Anna Connors retweetledi

To the racing industry,
The news now exploding out of the Head Offices of the NRL and RNSW on 25/5/2026 should be a wake-up call to every person involved in racing.
Because it proves exactly what eventually happens when powerful people operate for too long without proper scrutiny, accountability or challenge.
The cracks eventually surface.
The truth eventually leaks.
And the carefully controlled narratives eventually collapse.
Which is exactly why Vicky Leonard and The Thoroughbred Report matter so much.
Not because they are always right.
Not because everybody agrees with every article.
But because they have been willing to do what far too many inside racing are too gutless to do themselves:
Challenge powerful people publicly.
Ask questions others are scared to ask.
And expose issues many administrators and insiders desperately want kept quiet.
That is the real issue here.
Not defamation.
Not hurt feelings.
Power.
Control.
And intimidation.
Because this entire situation sends a very deliberate message to the rest of the industry:
Stay quiet or pay the price.
Do not challenge powerful administrators.
Do not investigate uncomfortable issues.
Do not expose internal problems.
Do not question the people running the show.
And if you do, prepare to be dragged through years of financial and legal warfare until you either shut up or break.
That is the message.
Everybody knows it.
Most are simply too scared to say it publicly.
Racing has developed a culture built on fear, political protection and self-preservation where too many people privately admit there are serious issues but publicly stay silent because they know exactly how vicious the system can become against anybody who steps out of line.
That is not leadership.
That is not governance.
That is institutional intimidation.
And after what is now unfolding publicly in the NRL and RNSW, anybody who still believes powerful sporting organisations should operate without aggressive scrutiny is completely delusional.
Strong industries welcome scrutiny.
Weak industries try to silence it.
Strong leaders answer questions.
Weak leaders attack the people asking them.

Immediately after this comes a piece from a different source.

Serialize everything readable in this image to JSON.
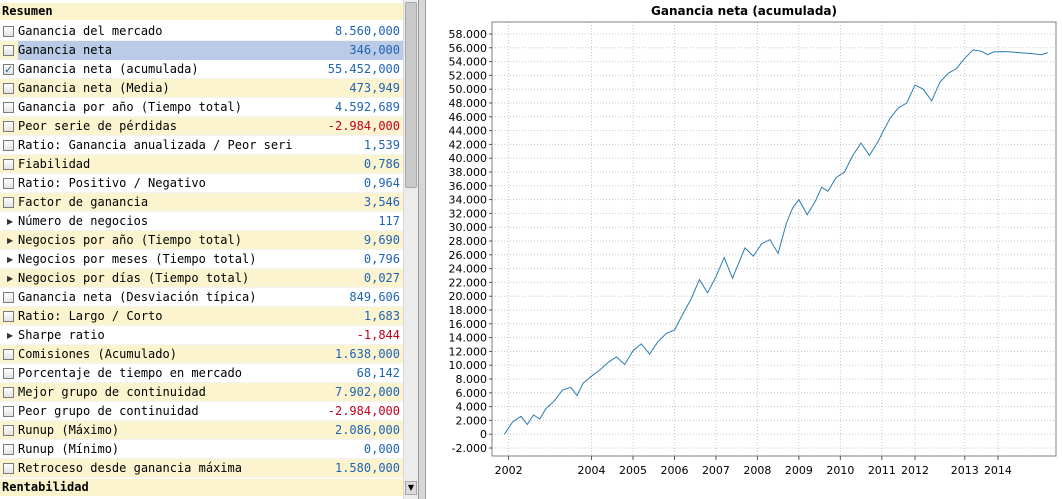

The Thoroughbred Report became important because it was willing to publicly discuss issues the establishment would rather suppress. Whether people agree with every article is irrelevant.
The point is they challenged a culture where silence is rewarded and honesty is punished.

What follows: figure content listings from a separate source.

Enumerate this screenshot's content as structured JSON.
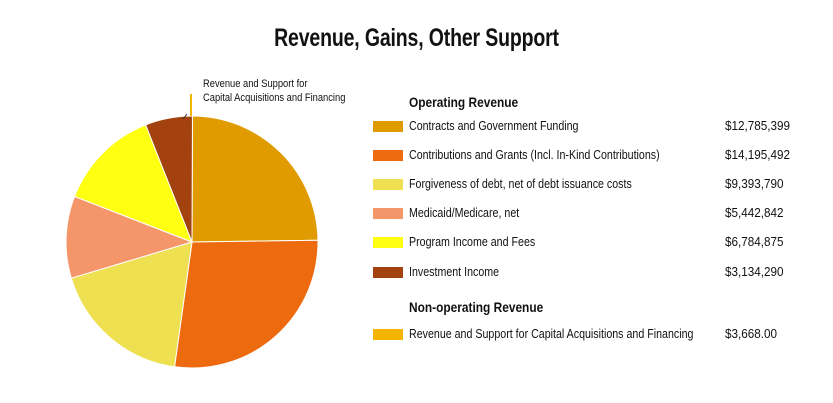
{
  "chart_data": {
    "type": "pie",
    "title": "Revenue, Gains, Other Support",
    "callout_label": "Revenue and Support for Capital Acquisitions and Financing",
    "callout_lines": [
      "Revenue and Support for",
      "Capital Acquisitions and Financing"
    ],
    "sections": [
      {
        "heading": "Operating Revenue",
        "items": [
          {
            "label": "Contracts and Government Funding",
            "value": 12785399,
            "display": "$12,785,399",
            "color": "#E09B00"
          },
          {
            "label": "Contributions and Grants (Incl. In-Kind Contributions)",
            "value": 14195492,
            "display": "$14,195,492",
            "color": "#EE6A0E"
          },
          {
            "label": "Forgiveness of debt, net of debt issuance costs",
            "value": 9393790,
            "display": "$9,393,790",
            "color": "#EEE050"
          },
          {
            "label": "Medicaid/Medicare, net",
            "value": 5442842,
            "display": "$5,442,842",
            "color": "#F5956A"
          },
          {
            "label": "Program Income and Fees",
            "value": 6784875,
            "display": "$6,784,875",
            "color": "#FFFF11"
          },
          {
            "label": "Investment Income",
            "value": 3134290,
            "display": "$3,134,290",
            "color": "#A3420F"
          }
        ]
      },
      {
        "heading": "Non-operating Revenue",
        "items": [
          {
            "label": "Revenue and Support for Capital Acquisitions and Financing",
            "value": 3668.0,
            "display": "$3,668.00",
            "color": "#F5B400"
          }
        ]
      }
    ],
    "slice_order": [
      "Revenue and Support for Capital Acquisitions and Financing",
      "Contracts and Government Funding",
      "Contributions and Grants (Incl. In-Kind Contributions)",
      "Forgiveness of debt, net of debt issuance costs",
      "Medicaid/Medicare, net",
      "Program Income and Fees",
      "Investment Income"
    ],
    "start": "top",
    "direction": "clockwise"
  }
}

And that culture is poisoning racing from the inside out.
Because once fear replaces transparency, industries rot very quickly.
Trust disappears.
Confidence collapses.
Participants disengage.
And the public eventually walks away altogether.

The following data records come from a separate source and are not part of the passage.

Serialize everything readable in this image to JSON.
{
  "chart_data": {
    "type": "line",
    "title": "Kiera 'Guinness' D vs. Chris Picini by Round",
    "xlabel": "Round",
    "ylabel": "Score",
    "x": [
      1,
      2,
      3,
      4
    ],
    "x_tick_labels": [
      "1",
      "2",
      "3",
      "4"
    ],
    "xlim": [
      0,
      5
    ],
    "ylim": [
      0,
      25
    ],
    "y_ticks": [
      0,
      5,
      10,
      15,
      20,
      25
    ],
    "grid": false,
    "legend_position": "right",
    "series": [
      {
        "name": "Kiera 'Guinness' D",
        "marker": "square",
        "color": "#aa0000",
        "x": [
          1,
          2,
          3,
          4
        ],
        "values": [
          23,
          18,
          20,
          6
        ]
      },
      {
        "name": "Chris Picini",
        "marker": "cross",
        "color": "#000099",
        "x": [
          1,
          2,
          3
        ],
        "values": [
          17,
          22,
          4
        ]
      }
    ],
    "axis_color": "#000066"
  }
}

Vicky Leonard deserves enormous credit for refusing to fold under pressure that would silence most people immediately. Fighting through the financial, emotional and political pressure attached to a legal battle of this scale takes serious courage.
Many inside racing privately support what TTR represents.
Now is the time for them to stop hiding behind closed doors and say it publicly.
Because this fight is now far bigger than one publication or one courtroom.
It is about whether racing still allows independent scrutiny at all.
It is about whether powerful people can use money, influence and intimidation to crush criticism.
And it is about whether this industry wants accountability or obedience.
Because if independent voices are bullied into silence, racing will become nothing more than a controlled industry where powerful insiders protect each other while everybody else is expected to shut up, nod along and know their place.
And that will destroy this industry far faster than any outside criticism ever could.